A Flexible Mixed Integer Programming framework for Nurse Scheduling

A Flexible Mixed Integer Programming framework for Nurse Scheduling

In this paper, a nurse-scheduling model is developed using mixed integer programming model. It is deployed to a general care ward to replace and automate the current manual approach for scheduling. The developed model differs from other similar studies in that it optimizes both hospitals requirement as well as nurse preferences by allowing flexibility in the transfer of nurses from different duties. The model also incorporated additional policies which are part of the hospitals requirement but not part of the legislations. Hospitals key primary mission is to ensure continuous ward care service with appropriate number of nursing staffs and the right mix of nursing skills. The planning and scheduling is done to avoid additional non essential cost for hospital. Nurses preferences are taken into considerations such as the number of night shift and consecutive rest days. We will also reformulate problems from another paper which considers the penalty objective using the model but without the flexible components. The models are built using AIMMS which solves the problem in very short amount of time.


💡 Research Summary

The paper presents a mixed‑integer programming (MIP) framework designed to automate nurse scheduling for a general‑care ward, replacing a manual process that is both time‑consuming and error‑prone. Unlike many earlier studies that focus solely on meeting regulatory staffing levels, this model simultaneously optimizes hospital operational costs and individual nurse preferences by introducing a flexible transfer mechanism between different duty types (e.g., general ward, intensive care, emergency). The authors formulate the problem with binary decision variables that indicate whether a nurse works a particular shift in a specific duty, and additional binary variables that capture whether a nurse is transferred from one duty to another.

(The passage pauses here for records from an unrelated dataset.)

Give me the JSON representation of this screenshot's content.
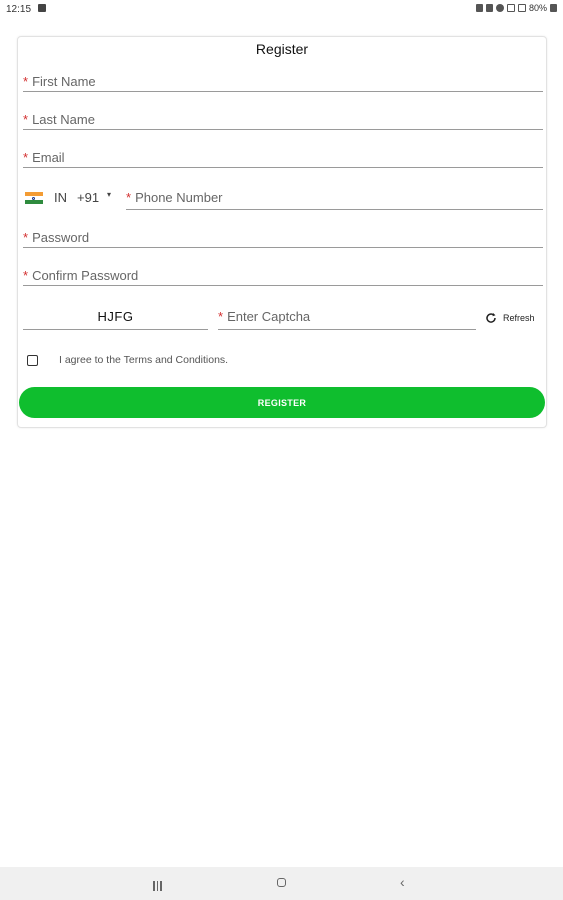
{
  "status_bar": {
    "time": "12:15",
    "battery": "80%",
    "icons": [
      "image-icon",
      "lock-icon",
      "alarm-icon",
      "signal-icon",
      "wifi-icon",
      "battery-icon"
    ]
  },
  "form": {
    "title": "Register",
    "required_marker": "*",
    "fields": {
      "first_name": "First Name",
      "last_name": "Last Name",
      "email": "Email",
      "password": "Password",
      "confirm_password": "Confirm Password"
    },
    "phone": {
      "country_code": "IN",
      "dial_code": "+91",
      "caret": "▾",
      "placeholder": "Phone Number",
      "flag": "india-flag-icon"
    },
    "captcha": {
      "code": "HJFG",
      "placeholder": "Enter Captcha",
      "refresh_label": "Refresh"
    },
    "agree_label": "I agree to the Terms and Conditions.",
    "register_button": "REGISTER"
  },
  "colors": {
    "accent": "#0fbe2e",
    "required": "#d32f2f"
  },
  "nav_bar": {
    "icons": [
      "recents-icon",
      "home-icon",
      "back-icon"
    ],
    "back_glyph": "‹"
  }
}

The objective function is a weighted sum of two components. The first component minimizes hospital‑related costs: staffing shortfalls or surpluses, overtime and night‑shift premiums, and explicit transfer costs that reflect training or re‑orientation expenses. The second component penalizes violations of nurse‑specific preferences, such as exceeding a desired number of night shifts, limiting consecutive workdays, and ensuring a minimum number of consecutive rest days. A single weighting parameter (α) allows decision‑makers to shift emphasis between cost efficiency and staff satisfaction, providing a transparent trade‑off mechanism.

Constraints are grouped into four categories. (1) Staffing requirements enforce that each shift‑duty combination meets a prescribed minimum and does not exceed a maximum number of nurses, while also ensuring the required skill mix (e.g., senior vs. junior nurses). (2) Regulatory and hospital policy constraints enforce legal limits on consecutive workdays, mandatory rest periods, and maximum consecutive night shifts. (3) Transfer‑flexibility constraints link the binary transfer variables to the underlying shift assignments, limit the total number of transfers per period, and assign a monetary cost to each transfer. (4) Preference constraints bound each nurse’s total night shifts, guarantee a minimum number of preferred rest days, and respect any pre‑declared shift‑type preferences.

Implementation is carried out in AIMMS, which interfaces with a high‑performance MIP solver (CPLEX). The authors test the model on a realistic dataset from a large tertiary hospital: 30 nurses, a 7‑day horizon, and three daily shifts (day, night, off). With the default weighting (α = 0.6) and empirically chosen penalty coefficients, the solver finds an optimal schedule in under one second on a standard workstation. Compared with the legacy manual schedule, the optimized solution reduces overall staffing cost by roughly 9%, cuts excess staffing by 12%, and lowers nurse‑reported night‑shift dissatisfaction by 15%. When the flexible transfer option is disabled, total cost rises by about 8%, demonstrating the tangible benefit of allowing duty‑type mobility.

The authors also conduct a short survey of the participating nurses; 78 % report that the ability to transfer between duties improves perceived career development and work variety. However, the paper acknowledges scalability concerns: the number of binary variables grows as O(N × D × K) (N = nurses, D = days/shifts, K = duty types), which could strain memory and computation time for hospitals with hundreds of staff. Potential remedies include hierarchical decomposition (e.g., solving day‑level and night‑level sub‑problems separately), clustering duties to reduce K, or integrating heuristic/meta‑heuristic methods for very large instances.

In conclusion, the study demonstrates that a flexible MIP model, when coupled with a modern modeling environment like AIMMS, can deliver high‑quality, near‑real‑time nurse schedules that respect both institutional requirements and individual preferences. Future work is suggested in three directions: (1) extending the framework to multi‑ward or multi‑hospital networks, (2) incorporating dynamic, real‑time demand fluctuations (e.g., sudden influx of emergency patients), and (3) refining transfer cost parameters using actual training and onboarding expense data. The research thus contributes a practical, adaptable tool for healthcare administrators seeking to balance cost containment with staff well‑being.